Dziewuchy rozsiadły się na kanapie zagarniając Rosie dla siebie. Oczywiście przy blondynce cały czas siedzi Krzychu. Dosłownie nie odstępuje jej na krok.  

-Ej stary pomożesz mi? - Karol wystawia głowę ze swojej sypialni.

-Jasne - mówię idąc w jego stronę. Musiałem wyglądać jak debil stojąc tak bez ruchu i patrząc w kierunku salonu. Nie ważne.

-To jest prezent dla Rosie - tłumaczy Karol pokazując na nowiutkiego laptopa. -Miałem jej go dać na urodziny...

-Rosie miała urodziny? - pytam zdziwiony.

-W halloween, ale nikomu nie mówiłem. Nie przepada za urodzinami.

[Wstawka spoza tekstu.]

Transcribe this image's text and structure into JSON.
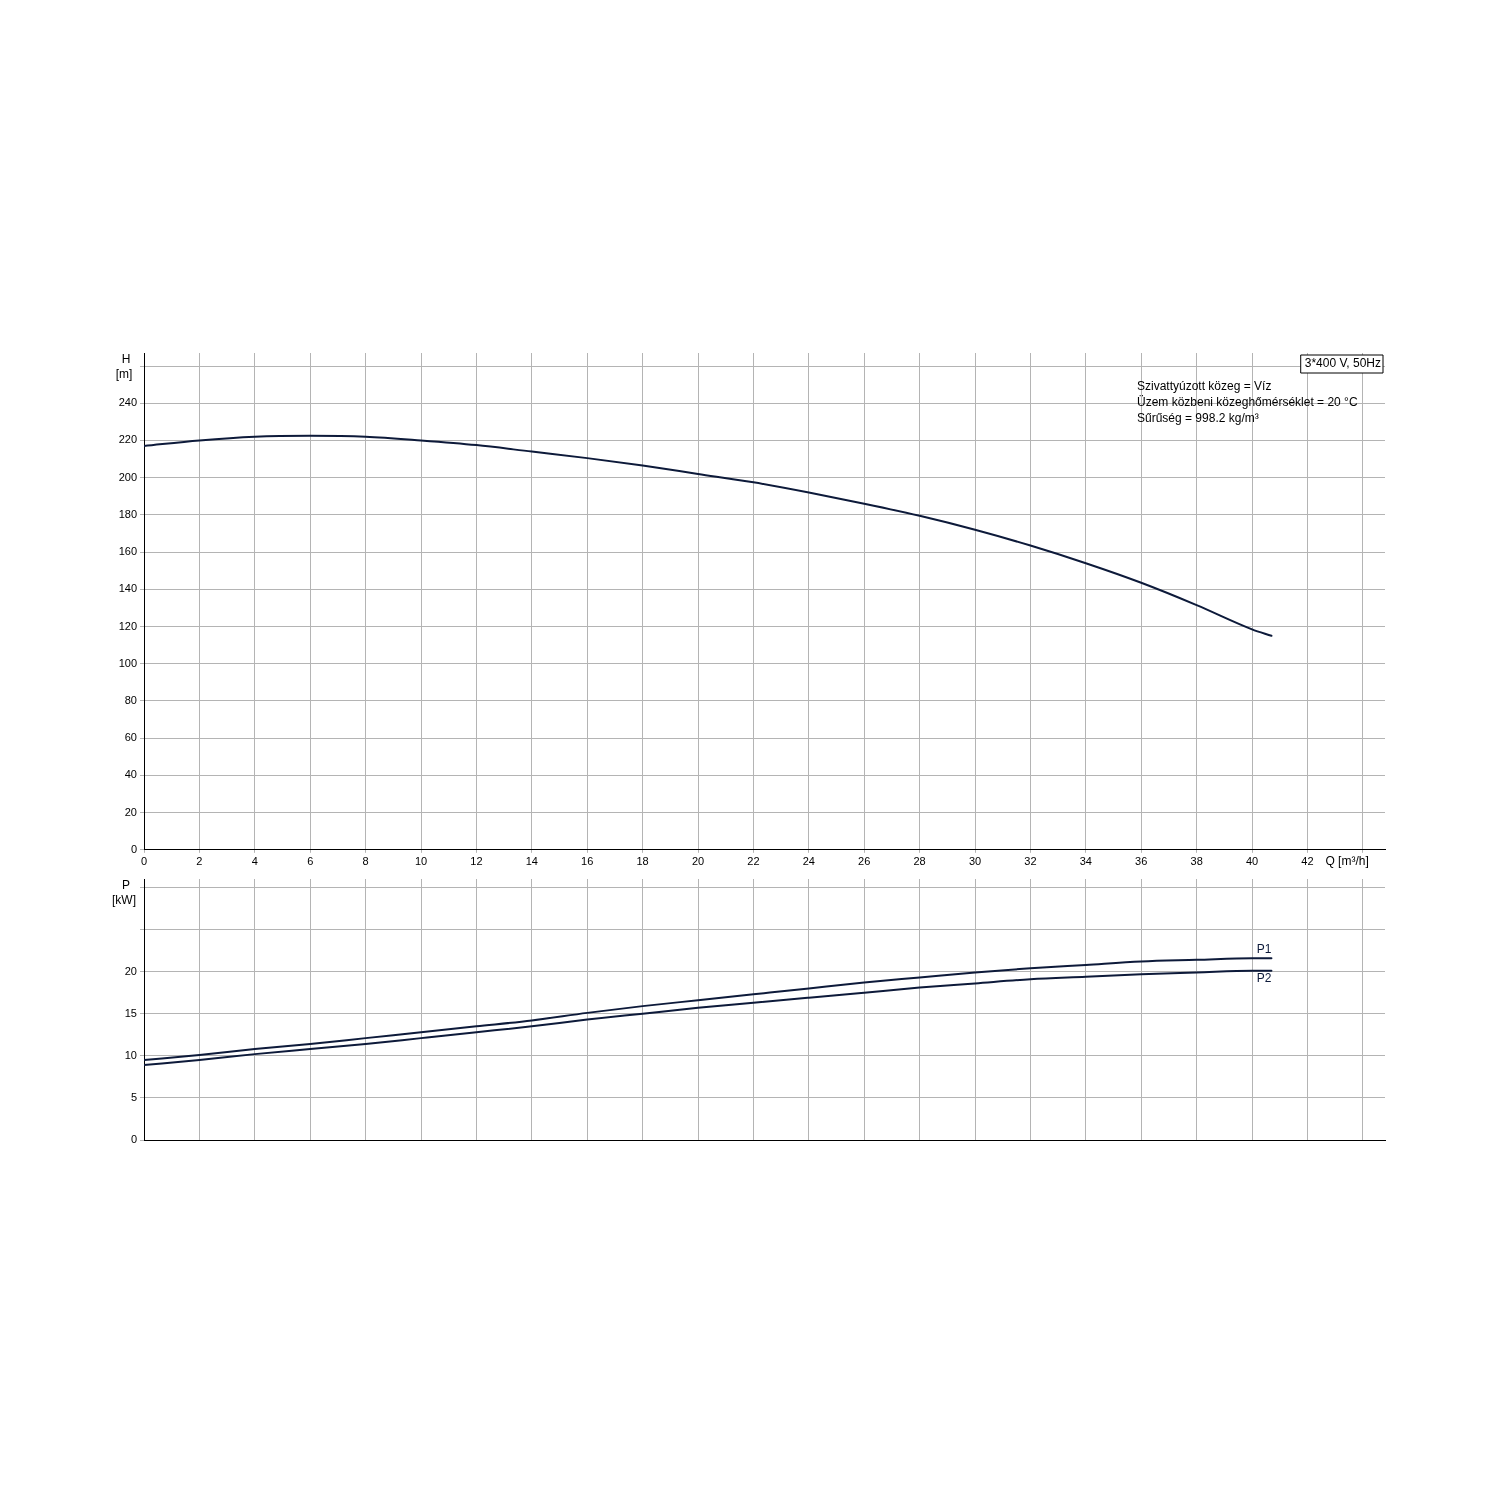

Owijamy laptopa błyszczącym papierem.

-No to może skoro wróciła zorganizujmy jej małą imprezę? - proponuje. Chcę mieć czas, żeby też coś jej kupić. -Taką wiesz, bez prezentów. Ale ciasto i szampan?

-W sumie dlaczego nie - kiwa głową patrząc na nieudolnie zapakowane pudełko. -W sumie wolałabym, żeby Werka to zapakowała.

Przez chwile oboje przypatrujemy się tej niekonwencjonalnej sztuce przyklejania papieru.